A common SoD violation, for example, occurs when an employee who is allowed to approve an invoice in the ERP system is also allowed to use the system to pay the invoice. That ability, or access, is commonly grouped into "roles." Access controls establish which employees can have certain roles to perform specified transactions within the system. A company can maintain airtight controls around the manual invoice and payment processes that occur before and after process data is entered into the ERP system, but that discipline is undermined if the same controls do not govern the way in which employees use the system. This issue formed the basis of Sethi's business case when he proposed a new way to identify and eliminate SoD and access-control problems at T-Mobile UK.
T-Mobile is hardly alone. The vast majority of ERP-equipped organizations can expect to uncover tens of thousands to hundreds of thousands of SoD violations when they pop the hood of their financial systems. A hefty portion of those breaches can derail regulatory compliance efforts and create even larger risks.

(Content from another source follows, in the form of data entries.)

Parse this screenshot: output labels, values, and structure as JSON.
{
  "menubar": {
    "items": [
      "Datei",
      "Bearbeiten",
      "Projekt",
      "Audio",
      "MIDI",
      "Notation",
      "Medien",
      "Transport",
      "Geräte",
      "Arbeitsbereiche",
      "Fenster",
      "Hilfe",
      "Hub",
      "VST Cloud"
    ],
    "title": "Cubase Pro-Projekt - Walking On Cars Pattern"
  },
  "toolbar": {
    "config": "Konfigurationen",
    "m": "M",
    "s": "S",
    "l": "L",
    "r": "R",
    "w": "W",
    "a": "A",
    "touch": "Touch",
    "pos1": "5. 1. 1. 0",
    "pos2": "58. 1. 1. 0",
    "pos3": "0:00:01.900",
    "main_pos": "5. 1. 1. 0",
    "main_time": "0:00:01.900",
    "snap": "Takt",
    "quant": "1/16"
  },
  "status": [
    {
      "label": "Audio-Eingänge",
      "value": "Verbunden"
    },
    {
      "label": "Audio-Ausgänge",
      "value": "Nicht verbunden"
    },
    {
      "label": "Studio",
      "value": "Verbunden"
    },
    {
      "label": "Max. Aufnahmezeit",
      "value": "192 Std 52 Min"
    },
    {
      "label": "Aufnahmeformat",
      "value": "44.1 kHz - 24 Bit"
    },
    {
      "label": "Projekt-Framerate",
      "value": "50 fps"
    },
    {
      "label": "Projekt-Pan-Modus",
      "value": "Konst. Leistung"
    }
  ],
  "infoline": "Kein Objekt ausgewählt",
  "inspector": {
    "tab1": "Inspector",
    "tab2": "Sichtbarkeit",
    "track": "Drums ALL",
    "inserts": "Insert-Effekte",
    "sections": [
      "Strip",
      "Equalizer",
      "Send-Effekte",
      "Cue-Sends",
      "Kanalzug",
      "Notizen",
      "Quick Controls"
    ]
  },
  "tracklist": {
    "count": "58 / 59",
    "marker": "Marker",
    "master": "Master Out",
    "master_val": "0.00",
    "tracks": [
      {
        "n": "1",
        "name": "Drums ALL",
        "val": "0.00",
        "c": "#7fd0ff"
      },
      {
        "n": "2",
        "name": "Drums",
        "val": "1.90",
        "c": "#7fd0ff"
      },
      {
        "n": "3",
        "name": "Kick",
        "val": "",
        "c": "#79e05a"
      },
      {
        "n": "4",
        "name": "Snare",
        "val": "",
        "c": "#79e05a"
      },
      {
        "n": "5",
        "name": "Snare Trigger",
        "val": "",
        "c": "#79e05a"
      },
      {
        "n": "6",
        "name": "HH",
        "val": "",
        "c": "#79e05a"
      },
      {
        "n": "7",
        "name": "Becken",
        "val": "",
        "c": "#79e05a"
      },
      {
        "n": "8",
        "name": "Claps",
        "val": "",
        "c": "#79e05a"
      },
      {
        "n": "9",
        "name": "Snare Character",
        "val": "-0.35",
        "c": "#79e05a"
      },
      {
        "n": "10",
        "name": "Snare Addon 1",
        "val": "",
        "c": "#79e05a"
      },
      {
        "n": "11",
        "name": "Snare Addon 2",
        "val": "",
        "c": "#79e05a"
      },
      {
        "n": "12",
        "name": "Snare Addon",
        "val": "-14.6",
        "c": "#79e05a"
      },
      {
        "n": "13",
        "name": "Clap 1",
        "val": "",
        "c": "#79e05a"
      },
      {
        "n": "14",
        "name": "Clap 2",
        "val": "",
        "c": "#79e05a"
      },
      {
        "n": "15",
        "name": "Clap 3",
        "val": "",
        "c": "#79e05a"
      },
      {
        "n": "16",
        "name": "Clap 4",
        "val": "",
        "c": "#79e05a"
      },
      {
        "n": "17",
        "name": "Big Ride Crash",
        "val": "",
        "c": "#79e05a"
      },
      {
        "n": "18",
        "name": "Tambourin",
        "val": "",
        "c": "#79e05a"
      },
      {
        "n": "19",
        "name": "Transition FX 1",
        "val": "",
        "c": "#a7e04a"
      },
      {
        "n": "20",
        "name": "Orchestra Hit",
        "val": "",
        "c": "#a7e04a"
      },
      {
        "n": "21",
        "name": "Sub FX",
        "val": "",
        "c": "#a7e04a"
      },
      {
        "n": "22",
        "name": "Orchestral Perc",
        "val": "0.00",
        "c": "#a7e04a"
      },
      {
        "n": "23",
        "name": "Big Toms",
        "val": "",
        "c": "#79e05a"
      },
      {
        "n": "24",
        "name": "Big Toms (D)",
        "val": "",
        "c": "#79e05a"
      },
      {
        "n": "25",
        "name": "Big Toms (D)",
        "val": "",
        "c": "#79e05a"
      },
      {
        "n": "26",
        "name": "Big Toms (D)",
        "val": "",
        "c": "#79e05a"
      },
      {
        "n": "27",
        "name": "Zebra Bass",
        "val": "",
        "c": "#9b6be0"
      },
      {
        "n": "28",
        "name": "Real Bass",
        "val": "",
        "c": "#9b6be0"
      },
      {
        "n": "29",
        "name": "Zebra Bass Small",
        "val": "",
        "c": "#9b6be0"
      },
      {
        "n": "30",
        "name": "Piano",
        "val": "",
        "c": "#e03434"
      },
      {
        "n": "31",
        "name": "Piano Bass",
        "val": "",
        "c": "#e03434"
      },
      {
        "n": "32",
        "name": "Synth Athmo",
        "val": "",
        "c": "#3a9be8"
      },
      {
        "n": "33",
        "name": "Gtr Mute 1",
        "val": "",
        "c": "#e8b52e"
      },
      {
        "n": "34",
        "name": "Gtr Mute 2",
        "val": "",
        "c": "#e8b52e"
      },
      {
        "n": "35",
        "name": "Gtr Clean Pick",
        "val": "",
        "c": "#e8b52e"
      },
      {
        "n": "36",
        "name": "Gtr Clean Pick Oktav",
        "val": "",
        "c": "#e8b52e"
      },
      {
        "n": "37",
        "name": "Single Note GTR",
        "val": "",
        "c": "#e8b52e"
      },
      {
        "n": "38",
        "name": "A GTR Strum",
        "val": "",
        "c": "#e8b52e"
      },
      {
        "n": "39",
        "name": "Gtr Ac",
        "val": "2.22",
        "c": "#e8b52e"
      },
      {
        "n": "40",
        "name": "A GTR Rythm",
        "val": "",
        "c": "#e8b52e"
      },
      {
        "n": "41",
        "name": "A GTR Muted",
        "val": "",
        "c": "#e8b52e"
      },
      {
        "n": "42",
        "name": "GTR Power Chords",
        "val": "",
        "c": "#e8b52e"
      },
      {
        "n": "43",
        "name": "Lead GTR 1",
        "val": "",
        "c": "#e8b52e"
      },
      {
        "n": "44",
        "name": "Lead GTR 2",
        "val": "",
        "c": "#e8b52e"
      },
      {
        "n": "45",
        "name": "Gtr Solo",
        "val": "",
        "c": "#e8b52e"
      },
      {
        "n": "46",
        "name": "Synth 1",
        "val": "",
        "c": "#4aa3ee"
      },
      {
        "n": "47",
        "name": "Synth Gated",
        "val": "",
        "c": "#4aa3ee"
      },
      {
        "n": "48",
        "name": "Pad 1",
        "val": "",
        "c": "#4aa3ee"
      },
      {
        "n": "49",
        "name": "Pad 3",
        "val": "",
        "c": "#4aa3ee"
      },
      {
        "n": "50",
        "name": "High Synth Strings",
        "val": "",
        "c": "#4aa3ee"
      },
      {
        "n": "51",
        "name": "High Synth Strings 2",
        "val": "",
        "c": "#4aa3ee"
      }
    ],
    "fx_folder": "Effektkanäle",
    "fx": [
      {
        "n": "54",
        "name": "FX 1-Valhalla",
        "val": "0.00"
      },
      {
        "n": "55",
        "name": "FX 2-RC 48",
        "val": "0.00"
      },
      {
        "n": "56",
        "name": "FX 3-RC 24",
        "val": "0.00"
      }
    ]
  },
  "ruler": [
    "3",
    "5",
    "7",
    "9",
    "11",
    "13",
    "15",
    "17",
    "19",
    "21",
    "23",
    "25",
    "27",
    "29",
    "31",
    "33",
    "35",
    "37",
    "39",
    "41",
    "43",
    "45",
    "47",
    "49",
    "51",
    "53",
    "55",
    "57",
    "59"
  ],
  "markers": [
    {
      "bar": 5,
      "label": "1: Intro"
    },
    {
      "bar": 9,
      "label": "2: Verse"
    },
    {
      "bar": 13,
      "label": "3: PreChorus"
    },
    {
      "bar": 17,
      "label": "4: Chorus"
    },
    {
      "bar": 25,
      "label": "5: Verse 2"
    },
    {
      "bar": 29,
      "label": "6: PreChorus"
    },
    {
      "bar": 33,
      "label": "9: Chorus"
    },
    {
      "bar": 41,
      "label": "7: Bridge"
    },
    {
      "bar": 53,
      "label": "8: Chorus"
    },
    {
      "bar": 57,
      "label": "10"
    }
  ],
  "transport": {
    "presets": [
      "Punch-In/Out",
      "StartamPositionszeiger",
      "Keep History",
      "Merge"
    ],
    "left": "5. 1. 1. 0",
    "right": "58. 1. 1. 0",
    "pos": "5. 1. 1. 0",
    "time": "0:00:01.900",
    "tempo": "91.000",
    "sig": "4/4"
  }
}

Now, a high-risk SoD violation does not necessarily mean that any fraudulent activity exists or that manual errors will occur. Rather, SoD violations indicate that both problems can occur. SoD violations frequently result from workarounds. They occur when system users circumvent standard roles in the system, usually in favor of quicker, but riskier, ways to pay a vendor, correct an invoice, order materials or perform some other transaction in their process area.
Sethi's initiative, which has since been adopted by other T-Mobile International subsidiaries (and is currently being considered by Deutsche Telekom itself), sought to strengthen regulatory compliance and improve business processes by reducing those workarounds. The approach that his team devised requires a blend of technology, people and processes that befits Sethi's hybrid finance-IT background.